Here are some of the reasons for India's widening trade deficit:
- Rising global commodity prices: The prices of many of India's imports, such as crude oil, have been rising in recent months. This has made it more expensive for India to import these goods.
- Weak global demand: The global economy is expected to slow down in 2023, which could hurt demand for India's exports.
- Supply chain disruptions: The COVID-19 pandemic and the wars in Ukraine and Israel/Gaza have caused disruptions to global supply chains. This has made it more difficult and expensive for India to export goods.
The Indian government is taking a number of steps to address the widening trade deficit. These include:
- Promoting exports: The government has announced a number of initiatives to promote exports, such as the Production Linked Incentive (PLI) scheme.
- Diversifying export markets: The government is also trying to diversify India's export markets, with a focus on emerging markets in Africa and Southeast Asia.
- Improving infrastructure: The government is investing in infrastructure to improve connectivity and reduce logistics costs.
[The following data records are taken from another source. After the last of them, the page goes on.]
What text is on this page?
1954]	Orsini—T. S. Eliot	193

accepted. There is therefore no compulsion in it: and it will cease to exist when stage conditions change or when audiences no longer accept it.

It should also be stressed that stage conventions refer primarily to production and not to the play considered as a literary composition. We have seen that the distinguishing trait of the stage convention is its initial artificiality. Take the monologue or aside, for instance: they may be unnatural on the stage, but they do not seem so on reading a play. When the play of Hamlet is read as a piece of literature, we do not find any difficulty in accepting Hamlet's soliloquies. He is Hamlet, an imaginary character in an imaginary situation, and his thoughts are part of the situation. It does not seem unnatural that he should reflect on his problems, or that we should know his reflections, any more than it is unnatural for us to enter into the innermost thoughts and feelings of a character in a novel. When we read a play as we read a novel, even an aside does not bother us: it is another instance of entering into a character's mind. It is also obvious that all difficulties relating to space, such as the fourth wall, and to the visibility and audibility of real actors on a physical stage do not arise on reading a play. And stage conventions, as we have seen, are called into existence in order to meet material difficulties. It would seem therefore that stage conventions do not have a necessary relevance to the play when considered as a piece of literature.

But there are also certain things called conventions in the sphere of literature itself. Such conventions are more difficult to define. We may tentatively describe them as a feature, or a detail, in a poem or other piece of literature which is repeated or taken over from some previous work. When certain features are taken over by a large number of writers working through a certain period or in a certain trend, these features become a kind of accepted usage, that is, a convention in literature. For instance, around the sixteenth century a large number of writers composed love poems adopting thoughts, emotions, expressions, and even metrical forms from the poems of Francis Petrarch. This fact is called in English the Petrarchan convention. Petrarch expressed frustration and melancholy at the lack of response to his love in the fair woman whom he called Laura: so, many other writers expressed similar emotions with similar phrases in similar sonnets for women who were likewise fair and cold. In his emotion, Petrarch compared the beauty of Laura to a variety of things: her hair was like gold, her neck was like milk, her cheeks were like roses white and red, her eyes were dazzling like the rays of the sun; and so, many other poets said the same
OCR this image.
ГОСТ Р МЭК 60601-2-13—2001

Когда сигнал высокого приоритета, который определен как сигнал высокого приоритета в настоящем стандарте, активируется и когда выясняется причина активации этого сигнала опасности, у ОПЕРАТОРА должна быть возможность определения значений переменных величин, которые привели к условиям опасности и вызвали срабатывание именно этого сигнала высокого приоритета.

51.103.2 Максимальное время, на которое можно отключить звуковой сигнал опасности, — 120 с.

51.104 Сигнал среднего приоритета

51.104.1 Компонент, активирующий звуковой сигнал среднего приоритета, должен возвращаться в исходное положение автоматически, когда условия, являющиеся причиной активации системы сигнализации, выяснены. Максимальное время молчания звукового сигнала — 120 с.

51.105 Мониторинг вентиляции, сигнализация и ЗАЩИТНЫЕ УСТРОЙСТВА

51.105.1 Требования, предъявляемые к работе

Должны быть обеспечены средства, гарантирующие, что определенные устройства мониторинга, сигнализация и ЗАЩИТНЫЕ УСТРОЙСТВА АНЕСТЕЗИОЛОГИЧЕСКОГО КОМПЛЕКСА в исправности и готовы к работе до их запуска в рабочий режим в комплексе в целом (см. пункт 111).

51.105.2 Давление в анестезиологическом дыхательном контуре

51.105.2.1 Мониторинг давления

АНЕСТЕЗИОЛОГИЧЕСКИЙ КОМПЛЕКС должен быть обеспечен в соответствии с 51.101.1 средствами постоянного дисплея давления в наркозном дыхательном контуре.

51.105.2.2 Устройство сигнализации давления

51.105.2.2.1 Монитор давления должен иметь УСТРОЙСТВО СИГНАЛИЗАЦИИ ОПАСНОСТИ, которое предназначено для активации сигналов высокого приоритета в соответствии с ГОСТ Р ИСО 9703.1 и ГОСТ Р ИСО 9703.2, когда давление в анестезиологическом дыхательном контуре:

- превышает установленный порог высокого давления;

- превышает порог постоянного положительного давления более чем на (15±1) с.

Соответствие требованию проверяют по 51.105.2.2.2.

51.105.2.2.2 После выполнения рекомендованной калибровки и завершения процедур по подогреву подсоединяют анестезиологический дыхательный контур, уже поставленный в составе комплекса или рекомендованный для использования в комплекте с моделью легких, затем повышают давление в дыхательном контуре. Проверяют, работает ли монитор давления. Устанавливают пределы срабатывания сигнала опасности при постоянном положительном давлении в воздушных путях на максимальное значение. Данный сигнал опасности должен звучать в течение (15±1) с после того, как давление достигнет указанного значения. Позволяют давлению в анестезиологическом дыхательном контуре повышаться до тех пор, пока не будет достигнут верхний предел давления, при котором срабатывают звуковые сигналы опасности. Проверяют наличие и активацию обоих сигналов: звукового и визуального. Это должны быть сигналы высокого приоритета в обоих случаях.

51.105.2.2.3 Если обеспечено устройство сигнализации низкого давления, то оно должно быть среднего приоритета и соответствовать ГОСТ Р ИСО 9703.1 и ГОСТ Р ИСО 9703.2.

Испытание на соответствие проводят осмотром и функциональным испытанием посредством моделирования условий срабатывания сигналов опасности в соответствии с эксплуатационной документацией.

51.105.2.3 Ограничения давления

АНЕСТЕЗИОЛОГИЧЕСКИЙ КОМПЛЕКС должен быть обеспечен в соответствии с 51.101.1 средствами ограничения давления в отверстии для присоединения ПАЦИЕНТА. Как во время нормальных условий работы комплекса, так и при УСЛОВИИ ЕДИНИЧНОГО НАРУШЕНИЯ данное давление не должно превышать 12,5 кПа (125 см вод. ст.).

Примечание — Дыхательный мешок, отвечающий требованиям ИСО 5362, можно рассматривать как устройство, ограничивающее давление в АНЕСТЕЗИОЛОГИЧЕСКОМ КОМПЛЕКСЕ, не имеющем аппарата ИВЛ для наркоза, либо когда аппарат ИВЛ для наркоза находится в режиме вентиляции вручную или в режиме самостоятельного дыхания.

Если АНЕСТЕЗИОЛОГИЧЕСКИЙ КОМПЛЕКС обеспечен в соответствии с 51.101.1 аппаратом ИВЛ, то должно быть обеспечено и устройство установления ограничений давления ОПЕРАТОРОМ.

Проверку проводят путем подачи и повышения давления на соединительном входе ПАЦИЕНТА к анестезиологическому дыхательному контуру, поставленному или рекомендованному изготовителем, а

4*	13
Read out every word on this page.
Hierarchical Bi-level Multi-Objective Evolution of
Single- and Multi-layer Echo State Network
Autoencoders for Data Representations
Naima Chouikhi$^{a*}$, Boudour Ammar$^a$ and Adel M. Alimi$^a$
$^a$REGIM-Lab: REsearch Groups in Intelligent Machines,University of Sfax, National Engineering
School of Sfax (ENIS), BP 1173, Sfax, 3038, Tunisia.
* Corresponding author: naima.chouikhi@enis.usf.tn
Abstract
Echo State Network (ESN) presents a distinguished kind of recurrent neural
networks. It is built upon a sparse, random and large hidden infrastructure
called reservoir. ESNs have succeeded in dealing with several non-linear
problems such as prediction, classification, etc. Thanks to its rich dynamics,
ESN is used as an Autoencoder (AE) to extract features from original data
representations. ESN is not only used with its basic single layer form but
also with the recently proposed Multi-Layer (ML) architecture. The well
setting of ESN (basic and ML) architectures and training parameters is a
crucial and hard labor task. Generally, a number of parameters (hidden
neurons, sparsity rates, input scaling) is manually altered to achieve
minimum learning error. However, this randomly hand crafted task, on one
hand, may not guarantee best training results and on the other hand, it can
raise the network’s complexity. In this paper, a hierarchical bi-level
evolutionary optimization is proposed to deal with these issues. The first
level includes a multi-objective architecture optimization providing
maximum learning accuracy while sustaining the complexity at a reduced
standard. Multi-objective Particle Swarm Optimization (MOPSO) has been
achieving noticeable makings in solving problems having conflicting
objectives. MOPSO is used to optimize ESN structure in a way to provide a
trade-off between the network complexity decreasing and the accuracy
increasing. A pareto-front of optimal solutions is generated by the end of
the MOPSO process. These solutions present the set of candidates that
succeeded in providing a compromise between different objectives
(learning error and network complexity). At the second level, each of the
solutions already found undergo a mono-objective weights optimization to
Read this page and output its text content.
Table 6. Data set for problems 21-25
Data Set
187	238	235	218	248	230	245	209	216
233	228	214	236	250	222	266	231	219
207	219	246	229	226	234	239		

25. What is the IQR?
But the short term outlook for Exports look uncertain and shaky which may have a bearing on Manufacturing and Services GDP, even though the domestic demand conditions are robust.
Inflation is well-behaved, IIPs, Composite PMIs, stable monetary policy despite Election spending liquidity buildup, aggressive Capex spending by both Central and State Govts, well managed Fiscal deficit backed up by robust tax collections(both Direct tax and GST ) etc. are all on even keel indicating good GDP nos.Only Trade deficit is the party spoiler!